The founder of that theory, who flourished about 500 B.C., said that every substance is a collocation of a vast number of minute particles, which are unchangeable, indestructible, and impenetrable, and are therefore properly called _atoms_; that the differences which are observed between the qualities of things are due to differences in the numbers, sizes, shapes, positions, and movements of atoms, and that the process which occurs when one substance is apparently destroyed and another is produced in its place, is nothing more than a rearrangement of atoms.
The supposition that changes in the properties of substances are connected with changes in the numbers, movements, and arrangements of different kinds of minute particles, was used in a general way by many naturalists of the 17th and 18th centuries; but Dalton was the first to show that the data obtained by the analyses of compounds make it possible to determine the relative weights of the atoms of the elements.
Dalton used the word _atom_ to denote the smallest particle of an element, or a compound, which exhibits the properties characteristic of that element or compound.

He supposed that the atoms of an element are never divided in any of the reactions of that element, but the atoms of a compound are often separated into the atoms of the elements whereof the compound is composed.
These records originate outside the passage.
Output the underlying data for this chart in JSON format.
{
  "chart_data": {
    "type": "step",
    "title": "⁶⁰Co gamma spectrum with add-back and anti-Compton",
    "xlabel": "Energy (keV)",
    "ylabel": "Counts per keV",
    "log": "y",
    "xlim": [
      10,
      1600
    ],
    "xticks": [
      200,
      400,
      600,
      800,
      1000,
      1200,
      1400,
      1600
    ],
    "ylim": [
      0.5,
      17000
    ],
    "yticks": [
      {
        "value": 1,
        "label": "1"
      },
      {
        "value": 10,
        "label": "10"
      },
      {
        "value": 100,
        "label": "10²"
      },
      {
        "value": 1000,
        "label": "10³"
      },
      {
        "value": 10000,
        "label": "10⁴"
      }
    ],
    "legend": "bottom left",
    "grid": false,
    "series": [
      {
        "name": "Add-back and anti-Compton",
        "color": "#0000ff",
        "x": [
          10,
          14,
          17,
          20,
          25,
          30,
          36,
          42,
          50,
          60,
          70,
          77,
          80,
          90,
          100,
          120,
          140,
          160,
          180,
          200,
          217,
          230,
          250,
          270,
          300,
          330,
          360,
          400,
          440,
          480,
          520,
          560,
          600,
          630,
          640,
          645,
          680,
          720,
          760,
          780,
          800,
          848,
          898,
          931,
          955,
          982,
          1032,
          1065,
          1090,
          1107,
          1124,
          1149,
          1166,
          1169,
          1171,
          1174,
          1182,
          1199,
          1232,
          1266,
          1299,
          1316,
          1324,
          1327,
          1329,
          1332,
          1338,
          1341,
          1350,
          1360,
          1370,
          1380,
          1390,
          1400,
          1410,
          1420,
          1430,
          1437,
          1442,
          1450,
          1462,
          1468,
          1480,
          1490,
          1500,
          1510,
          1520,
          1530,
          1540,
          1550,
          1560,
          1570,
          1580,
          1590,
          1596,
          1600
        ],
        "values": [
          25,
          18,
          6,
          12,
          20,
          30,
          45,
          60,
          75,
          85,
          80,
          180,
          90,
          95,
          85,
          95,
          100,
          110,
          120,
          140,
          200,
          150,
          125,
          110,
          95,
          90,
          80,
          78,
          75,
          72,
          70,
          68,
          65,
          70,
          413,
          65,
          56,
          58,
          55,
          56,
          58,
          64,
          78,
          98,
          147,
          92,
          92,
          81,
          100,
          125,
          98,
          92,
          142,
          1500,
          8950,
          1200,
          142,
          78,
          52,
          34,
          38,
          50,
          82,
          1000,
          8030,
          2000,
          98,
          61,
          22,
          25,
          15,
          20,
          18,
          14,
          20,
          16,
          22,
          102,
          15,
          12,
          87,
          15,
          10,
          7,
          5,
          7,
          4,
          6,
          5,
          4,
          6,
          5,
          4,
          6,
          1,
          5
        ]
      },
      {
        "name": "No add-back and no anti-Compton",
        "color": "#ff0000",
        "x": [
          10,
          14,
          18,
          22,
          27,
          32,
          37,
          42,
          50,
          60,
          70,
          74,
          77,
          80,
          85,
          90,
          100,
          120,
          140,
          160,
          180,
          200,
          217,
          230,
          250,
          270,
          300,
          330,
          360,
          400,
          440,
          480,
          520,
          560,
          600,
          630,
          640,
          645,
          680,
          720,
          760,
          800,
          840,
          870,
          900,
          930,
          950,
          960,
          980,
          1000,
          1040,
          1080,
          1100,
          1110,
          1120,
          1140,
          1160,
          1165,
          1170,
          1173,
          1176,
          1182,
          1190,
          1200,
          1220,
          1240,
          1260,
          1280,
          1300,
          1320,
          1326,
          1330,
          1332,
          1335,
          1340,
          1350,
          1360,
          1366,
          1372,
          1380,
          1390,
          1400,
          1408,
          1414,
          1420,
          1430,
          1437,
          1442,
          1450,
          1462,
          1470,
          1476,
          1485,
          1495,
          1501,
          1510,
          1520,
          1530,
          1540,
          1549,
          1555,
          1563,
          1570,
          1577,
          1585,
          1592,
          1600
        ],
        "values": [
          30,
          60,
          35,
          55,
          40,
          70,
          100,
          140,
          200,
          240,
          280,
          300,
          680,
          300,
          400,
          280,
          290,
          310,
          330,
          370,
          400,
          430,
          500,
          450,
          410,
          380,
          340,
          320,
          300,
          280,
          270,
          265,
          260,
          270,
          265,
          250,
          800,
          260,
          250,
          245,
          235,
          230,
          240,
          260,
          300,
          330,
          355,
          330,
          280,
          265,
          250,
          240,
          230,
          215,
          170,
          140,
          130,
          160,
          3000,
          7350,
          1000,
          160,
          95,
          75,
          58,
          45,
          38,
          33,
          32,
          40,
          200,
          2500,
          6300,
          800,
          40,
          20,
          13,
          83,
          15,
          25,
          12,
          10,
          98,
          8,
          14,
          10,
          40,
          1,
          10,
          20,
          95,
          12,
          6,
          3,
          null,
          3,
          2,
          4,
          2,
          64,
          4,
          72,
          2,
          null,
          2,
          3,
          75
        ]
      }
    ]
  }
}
Apparently without knowing that the supposition had been made more than two thousand years before his time, Dalton was led by his study of the composition and properties of the atmosphere to assume that the atoms of different substances, whether elements or compounds, are of different sizes and have different weights.

He assumed that when two elements unite to form only one compound, the atom of that compound has the simplest possible composition, is formed by the union of a single atom of each element.

Dalton knew only one compound of hydrogen and nitrogen, namely, ammonia.